Posted April 23, 2013
Alan Wells, M.D., University of Pittsburgh, Pittsburgh, Pennsylvania
Linda Griffith, Ph.D., Massachusetts Institute of Technology, Cambridge, Massachusetts
Metastatic cells can escape the primary breast tumor and lie dormant in distant organs for years. The triggers for the "re-awakening" of these micrometastases are not well understood. The liver is a major site of metastatic spread for breast cancer. To understand which tumor cell behaviors contribute to metastasis and disease progression in the liver, Dr. Wells and Dr. Griffith developed a three-dimensional ex vivo organotypic tissue system with funding from a Fiscal Year 2003 (FY03) Idea Award. This bioreactor allowed liver cells to grow in a device outside the body, while preserving and recreating the behaviors of living tissue, thus allowing the process of seeding, dormancy, and emergence to be followed. With subsequent funding from a FY09 Idea Expansion Award, Dr. Wells and Dr. Griffith are using this model to gain an understanding of what triggers dormant breast cancer cells to emerge, ultimately building the foundation for the development of therapeutics or prevention strategies.
The bioreactor system was successful in creating a soft gel scaffold format of desirable biological properties to seed tumor cells. The demonstrated maintenance of liver tissue function in these structures enabled the study of the microenvironment surrounding dormant micrometastasis. Dr. Wells and Dr. Griffith discovered that tumor cells produce inflammatory cytokines that cause normal liver cells to break their cell-cell attachments and enable tumor cells to intercalate between normal cells and reside. When the environment surrounding the dormant cells is induced, for example, via liver parenchymal stress, growth factors capable of relieving the resident tumor cells from suppression are produced. Moreover, as these tumor cells escape dormancy and proliferate, their oxygen uptake increases. To advance the development of the bioreactor, Dr. Wells and Dr. Griffith were able to optimize an approach for measuring oxygen, serving as a highly informative means of assessing tumor cell proliferation.

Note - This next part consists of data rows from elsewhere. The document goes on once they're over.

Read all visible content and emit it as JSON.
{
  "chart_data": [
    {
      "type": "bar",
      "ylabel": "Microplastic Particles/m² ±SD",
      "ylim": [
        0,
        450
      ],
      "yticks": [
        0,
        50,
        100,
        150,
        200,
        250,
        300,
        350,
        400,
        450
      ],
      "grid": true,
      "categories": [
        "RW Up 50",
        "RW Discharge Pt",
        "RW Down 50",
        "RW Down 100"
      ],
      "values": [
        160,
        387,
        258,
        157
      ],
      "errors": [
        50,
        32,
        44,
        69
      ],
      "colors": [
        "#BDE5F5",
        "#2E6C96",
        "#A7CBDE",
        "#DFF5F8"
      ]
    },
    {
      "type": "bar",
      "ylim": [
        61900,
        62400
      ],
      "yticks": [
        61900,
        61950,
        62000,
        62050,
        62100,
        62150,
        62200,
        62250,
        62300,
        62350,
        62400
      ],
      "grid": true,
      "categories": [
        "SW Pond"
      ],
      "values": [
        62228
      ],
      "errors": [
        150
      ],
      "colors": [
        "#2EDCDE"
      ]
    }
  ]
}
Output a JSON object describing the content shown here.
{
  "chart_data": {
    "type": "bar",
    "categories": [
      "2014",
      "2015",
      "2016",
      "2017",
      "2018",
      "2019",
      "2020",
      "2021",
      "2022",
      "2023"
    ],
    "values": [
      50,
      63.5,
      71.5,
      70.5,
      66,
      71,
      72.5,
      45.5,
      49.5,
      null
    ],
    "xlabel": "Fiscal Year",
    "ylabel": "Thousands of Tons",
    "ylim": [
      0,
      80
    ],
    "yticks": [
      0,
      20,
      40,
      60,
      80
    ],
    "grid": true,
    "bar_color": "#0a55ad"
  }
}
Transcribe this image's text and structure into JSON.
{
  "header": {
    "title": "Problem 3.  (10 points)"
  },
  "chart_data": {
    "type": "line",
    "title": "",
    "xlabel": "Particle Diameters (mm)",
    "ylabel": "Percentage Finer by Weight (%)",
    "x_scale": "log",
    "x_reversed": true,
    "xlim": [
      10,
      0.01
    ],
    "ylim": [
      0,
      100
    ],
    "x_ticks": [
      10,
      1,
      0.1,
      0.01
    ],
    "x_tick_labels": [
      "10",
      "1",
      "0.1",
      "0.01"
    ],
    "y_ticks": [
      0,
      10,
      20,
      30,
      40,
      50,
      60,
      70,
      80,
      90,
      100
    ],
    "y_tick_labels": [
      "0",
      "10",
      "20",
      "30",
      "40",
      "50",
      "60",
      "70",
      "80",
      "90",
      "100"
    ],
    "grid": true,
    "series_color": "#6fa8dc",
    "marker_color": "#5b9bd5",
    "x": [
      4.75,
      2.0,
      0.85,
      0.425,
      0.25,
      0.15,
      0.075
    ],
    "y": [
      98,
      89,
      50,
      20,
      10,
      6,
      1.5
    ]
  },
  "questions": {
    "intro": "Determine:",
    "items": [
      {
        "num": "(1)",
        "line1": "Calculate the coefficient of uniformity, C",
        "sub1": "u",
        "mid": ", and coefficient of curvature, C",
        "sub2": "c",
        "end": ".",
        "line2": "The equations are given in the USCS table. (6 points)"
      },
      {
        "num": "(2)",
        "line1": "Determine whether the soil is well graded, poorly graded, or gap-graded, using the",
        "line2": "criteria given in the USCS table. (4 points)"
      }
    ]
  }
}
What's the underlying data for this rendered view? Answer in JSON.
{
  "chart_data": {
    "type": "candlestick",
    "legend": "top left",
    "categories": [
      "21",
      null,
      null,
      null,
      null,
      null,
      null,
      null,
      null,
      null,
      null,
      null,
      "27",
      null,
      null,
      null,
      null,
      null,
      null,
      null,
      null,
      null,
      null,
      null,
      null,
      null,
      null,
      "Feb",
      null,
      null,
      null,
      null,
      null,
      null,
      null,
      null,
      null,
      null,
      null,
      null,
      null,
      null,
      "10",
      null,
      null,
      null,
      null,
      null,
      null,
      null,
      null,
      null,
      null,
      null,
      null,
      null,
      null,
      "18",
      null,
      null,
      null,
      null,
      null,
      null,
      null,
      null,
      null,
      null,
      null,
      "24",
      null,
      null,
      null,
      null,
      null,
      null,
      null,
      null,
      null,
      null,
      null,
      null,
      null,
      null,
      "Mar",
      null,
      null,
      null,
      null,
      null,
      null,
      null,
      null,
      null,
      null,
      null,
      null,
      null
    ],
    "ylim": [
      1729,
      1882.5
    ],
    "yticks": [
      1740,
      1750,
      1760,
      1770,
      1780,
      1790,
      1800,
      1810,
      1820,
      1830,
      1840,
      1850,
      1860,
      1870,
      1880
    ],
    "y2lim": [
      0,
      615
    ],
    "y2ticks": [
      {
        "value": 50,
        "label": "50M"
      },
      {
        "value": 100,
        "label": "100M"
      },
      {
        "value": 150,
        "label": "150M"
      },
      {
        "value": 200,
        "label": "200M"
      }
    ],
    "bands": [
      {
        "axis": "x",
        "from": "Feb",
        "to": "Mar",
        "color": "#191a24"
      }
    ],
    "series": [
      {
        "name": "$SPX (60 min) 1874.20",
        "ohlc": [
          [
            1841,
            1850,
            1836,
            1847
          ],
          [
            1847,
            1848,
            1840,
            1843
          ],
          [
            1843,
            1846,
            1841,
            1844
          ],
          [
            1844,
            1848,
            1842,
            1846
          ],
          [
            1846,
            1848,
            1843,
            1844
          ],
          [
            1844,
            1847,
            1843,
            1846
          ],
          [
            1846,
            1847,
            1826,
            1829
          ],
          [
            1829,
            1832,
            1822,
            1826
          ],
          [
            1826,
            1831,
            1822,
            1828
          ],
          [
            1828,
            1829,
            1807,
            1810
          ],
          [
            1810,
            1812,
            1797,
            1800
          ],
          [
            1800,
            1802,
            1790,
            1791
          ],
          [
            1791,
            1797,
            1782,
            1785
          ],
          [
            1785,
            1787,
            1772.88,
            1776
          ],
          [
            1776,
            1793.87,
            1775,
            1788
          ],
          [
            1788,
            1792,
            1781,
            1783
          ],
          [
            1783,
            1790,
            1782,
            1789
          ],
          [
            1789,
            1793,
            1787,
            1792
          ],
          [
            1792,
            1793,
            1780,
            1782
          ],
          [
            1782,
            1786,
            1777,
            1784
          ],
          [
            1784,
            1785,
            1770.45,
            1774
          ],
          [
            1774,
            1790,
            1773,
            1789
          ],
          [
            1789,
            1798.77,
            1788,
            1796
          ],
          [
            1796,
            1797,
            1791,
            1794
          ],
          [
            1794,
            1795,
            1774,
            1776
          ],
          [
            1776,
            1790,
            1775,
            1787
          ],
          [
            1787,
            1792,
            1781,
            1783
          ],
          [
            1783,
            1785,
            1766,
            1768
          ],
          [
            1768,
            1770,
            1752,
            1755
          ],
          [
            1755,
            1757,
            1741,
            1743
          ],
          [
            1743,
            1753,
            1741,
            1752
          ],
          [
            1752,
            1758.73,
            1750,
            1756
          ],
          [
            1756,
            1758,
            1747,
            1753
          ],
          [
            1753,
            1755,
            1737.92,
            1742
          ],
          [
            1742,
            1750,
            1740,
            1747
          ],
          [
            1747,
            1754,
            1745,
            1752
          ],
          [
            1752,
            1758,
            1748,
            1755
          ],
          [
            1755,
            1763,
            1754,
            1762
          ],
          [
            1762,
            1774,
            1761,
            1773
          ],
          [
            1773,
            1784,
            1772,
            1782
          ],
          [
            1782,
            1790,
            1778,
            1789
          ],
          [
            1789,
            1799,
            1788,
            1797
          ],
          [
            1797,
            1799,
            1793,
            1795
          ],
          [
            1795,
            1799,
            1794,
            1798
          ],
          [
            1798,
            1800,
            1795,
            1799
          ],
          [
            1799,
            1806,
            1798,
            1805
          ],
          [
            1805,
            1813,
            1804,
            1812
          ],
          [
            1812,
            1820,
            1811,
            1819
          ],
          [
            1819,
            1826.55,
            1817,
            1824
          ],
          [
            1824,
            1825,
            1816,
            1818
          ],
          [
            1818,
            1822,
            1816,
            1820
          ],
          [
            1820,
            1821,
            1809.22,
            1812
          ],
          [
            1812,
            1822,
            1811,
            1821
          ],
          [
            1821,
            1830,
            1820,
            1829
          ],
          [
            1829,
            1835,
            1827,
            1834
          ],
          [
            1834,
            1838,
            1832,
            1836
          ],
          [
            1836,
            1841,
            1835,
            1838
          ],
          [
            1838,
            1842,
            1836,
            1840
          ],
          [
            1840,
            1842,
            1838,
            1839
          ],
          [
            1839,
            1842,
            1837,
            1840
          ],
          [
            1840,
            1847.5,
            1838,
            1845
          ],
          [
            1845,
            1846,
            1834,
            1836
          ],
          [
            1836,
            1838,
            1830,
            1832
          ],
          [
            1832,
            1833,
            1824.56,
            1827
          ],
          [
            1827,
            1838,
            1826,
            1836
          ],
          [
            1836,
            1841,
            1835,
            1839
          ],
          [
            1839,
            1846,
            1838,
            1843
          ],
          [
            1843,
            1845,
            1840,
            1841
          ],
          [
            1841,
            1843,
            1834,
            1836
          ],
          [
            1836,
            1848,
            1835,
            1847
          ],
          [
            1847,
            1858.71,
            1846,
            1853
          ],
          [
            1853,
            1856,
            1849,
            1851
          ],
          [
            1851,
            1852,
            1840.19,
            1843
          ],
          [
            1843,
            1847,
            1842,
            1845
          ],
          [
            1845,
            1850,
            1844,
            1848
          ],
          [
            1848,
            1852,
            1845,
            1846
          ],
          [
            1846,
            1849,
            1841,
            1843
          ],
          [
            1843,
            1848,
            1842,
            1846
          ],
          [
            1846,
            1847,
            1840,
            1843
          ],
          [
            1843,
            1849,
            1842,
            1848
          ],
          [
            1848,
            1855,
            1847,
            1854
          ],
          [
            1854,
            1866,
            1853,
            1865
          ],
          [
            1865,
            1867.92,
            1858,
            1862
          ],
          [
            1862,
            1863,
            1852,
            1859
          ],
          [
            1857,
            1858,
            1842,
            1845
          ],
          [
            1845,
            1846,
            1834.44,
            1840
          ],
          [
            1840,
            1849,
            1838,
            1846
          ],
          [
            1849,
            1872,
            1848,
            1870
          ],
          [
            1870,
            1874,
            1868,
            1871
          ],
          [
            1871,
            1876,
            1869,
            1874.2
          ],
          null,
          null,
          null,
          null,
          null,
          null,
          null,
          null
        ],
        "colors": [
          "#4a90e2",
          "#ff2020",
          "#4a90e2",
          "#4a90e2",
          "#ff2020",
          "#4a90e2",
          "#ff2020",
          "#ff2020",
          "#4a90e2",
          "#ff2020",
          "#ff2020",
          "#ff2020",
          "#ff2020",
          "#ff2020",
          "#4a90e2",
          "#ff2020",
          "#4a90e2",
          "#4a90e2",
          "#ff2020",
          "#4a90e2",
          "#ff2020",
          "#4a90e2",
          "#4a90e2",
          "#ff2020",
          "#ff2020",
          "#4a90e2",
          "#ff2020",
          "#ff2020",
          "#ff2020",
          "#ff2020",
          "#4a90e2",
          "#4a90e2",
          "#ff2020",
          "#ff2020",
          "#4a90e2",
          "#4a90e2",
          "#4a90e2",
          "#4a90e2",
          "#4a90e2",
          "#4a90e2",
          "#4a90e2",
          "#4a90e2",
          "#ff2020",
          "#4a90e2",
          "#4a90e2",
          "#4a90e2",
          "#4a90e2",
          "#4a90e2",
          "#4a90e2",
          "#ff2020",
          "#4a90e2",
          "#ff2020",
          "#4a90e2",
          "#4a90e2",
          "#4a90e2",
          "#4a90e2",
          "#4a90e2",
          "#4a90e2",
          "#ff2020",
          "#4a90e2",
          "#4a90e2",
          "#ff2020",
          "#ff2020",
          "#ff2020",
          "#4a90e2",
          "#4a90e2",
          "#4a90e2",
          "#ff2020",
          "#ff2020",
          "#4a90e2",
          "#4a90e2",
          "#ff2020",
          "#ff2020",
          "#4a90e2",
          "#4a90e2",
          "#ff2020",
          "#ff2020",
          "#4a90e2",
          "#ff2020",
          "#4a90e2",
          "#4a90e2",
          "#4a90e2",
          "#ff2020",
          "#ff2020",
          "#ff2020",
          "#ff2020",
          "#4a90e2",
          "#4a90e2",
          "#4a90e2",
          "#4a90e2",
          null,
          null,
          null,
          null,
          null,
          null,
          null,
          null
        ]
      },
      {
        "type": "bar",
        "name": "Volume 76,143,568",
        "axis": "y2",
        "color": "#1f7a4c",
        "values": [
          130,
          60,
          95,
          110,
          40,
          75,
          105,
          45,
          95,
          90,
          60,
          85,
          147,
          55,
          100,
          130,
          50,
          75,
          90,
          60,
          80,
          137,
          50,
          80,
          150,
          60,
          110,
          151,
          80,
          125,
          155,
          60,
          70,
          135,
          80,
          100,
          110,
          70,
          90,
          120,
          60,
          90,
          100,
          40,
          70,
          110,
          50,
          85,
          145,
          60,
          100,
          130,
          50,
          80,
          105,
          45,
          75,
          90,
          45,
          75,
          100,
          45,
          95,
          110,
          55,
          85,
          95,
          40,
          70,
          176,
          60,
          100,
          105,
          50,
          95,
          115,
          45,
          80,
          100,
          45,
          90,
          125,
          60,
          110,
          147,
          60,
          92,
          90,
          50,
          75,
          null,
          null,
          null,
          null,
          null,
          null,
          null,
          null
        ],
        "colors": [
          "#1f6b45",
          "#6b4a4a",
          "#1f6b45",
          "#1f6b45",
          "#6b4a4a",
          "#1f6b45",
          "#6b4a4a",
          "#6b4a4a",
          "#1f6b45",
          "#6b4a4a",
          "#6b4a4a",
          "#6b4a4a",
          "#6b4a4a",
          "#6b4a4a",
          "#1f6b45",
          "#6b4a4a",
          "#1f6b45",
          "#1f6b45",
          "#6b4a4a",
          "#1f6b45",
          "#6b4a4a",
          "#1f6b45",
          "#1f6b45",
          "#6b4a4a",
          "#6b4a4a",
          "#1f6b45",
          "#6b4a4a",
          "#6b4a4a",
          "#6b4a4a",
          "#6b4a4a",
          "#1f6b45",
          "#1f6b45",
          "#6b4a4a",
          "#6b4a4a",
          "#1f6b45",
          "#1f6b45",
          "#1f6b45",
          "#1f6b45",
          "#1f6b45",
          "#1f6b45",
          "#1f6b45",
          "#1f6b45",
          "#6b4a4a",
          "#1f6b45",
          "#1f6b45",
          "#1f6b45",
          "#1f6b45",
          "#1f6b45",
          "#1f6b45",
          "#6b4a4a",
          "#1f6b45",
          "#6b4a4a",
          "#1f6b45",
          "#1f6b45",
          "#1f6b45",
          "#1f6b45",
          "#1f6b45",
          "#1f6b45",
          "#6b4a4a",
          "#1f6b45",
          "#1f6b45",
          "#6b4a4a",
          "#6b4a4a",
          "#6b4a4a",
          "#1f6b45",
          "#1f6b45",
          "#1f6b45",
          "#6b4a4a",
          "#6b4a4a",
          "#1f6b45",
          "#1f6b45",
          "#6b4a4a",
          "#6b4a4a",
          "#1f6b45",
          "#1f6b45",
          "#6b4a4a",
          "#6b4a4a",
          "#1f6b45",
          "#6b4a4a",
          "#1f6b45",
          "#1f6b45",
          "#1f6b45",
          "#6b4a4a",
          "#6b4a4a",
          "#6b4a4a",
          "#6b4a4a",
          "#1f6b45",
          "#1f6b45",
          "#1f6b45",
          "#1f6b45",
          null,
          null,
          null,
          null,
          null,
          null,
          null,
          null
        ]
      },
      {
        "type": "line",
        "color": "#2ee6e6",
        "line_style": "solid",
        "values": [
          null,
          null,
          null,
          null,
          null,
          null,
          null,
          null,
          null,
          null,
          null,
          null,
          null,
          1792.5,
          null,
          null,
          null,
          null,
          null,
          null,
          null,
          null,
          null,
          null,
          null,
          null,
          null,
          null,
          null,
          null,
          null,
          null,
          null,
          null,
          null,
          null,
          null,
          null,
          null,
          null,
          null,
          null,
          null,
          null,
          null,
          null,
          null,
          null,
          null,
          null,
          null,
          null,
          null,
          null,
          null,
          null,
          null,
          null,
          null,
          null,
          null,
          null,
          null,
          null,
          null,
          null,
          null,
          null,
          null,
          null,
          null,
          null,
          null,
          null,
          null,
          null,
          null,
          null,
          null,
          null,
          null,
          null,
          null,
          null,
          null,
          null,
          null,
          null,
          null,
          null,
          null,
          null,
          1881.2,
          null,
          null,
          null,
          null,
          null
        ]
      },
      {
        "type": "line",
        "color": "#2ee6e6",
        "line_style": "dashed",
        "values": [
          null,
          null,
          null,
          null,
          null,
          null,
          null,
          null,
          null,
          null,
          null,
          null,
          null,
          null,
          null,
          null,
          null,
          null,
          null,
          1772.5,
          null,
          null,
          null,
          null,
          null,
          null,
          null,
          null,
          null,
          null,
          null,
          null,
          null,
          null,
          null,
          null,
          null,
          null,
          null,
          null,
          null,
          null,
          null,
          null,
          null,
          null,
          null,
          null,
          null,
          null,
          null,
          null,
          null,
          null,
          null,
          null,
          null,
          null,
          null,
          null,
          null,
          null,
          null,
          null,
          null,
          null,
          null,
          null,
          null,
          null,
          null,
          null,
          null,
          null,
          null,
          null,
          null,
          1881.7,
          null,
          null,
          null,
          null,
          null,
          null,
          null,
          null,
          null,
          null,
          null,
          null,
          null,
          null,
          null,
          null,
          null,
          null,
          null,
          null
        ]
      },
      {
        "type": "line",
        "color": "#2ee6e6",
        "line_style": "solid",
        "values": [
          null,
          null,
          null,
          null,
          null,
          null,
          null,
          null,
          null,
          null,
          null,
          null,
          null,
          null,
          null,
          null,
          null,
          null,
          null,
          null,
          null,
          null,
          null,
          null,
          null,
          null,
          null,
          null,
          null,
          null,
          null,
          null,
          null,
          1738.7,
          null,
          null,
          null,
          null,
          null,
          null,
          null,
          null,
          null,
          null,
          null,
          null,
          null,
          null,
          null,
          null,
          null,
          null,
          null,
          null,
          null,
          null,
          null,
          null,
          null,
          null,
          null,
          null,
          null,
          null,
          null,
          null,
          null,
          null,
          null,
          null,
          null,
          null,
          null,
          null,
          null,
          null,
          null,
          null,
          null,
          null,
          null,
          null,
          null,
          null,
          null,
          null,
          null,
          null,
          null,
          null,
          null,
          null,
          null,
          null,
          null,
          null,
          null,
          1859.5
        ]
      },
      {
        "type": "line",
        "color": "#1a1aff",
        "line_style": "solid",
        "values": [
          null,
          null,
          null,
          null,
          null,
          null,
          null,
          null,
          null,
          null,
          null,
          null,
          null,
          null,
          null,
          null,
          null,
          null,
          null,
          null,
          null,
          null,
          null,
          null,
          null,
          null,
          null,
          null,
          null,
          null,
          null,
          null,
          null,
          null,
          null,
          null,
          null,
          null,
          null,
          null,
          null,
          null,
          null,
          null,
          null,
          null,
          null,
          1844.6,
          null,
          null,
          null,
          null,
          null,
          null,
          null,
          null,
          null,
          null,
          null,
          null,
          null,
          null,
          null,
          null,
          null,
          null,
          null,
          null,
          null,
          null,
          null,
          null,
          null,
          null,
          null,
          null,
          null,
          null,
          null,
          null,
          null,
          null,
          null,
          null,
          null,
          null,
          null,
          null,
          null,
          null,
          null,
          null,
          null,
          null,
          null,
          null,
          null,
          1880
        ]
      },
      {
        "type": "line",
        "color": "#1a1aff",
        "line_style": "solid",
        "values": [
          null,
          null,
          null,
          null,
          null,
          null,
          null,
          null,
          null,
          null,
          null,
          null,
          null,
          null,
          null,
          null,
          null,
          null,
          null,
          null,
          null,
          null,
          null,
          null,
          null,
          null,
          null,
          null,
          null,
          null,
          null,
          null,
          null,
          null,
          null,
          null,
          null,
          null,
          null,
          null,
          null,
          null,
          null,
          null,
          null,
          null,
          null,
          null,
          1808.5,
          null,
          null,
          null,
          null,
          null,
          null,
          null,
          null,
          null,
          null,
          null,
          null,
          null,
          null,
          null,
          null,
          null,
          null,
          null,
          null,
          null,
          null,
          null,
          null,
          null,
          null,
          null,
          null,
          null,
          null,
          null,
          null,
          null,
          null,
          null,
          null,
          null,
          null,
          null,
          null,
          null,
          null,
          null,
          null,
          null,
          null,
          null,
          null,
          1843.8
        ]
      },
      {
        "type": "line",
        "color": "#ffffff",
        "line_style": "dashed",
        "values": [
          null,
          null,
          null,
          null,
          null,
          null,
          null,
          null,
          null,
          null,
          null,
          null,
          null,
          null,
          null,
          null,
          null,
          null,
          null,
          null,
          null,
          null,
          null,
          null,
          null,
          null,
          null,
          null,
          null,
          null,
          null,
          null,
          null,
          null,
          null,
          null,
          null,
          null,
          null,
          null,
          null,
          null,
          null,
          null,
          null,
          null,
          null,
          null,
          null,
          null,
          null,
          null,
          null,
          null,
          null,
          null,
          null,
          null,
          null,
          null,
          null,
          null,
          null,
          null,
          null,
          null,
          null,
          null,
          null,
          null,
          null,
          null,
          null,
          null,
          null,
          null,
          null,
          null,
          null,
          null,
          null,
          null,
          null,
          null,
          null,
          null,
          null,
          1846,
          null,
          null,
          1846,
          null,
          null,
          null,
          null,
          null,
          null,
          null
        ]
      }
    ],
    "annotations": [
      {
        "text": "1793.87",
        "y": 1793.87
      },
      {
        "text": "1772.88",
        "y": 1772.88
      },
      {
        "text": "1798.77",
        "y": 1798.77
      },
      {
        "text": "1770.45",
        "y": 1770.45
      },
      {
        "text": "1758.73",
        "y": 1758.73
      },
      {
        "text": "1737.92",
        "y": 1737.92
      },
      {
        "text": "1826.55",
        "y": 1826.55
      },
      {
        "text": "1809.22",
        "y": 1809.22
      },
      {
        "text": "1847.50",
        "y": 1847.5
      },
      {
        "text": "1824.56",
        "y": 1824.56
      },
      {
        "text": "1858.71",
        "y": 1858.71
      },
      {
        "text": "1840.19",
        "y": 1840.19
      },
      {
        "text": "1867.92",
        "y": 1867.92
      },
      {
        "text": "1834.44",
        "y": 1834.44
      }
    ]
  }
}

The development of the bioreactor, armed with enhanced controls and oxygen measurements, represents a unique and relevant model of micrometastatic dormancy and emergence ex vivo. The advances from this project set the stage for a National Institutes of Health-funded project involving groups from Draper Laboratories and a commercial entity, Zyoxel, committed to developing the bioreactor for widespread usage. This new project is one of 17 Tissue Chip Project Awards awarded by the National Institutes of Health National Center for Advancing Translational Sciences. The proposed work focuses on further understanding the complexity of the tumor microenvironment in cancer metastasis and developing the next-generation all-human liver bioreactor, allowing for greater advances in breast cancer drug and therapy development.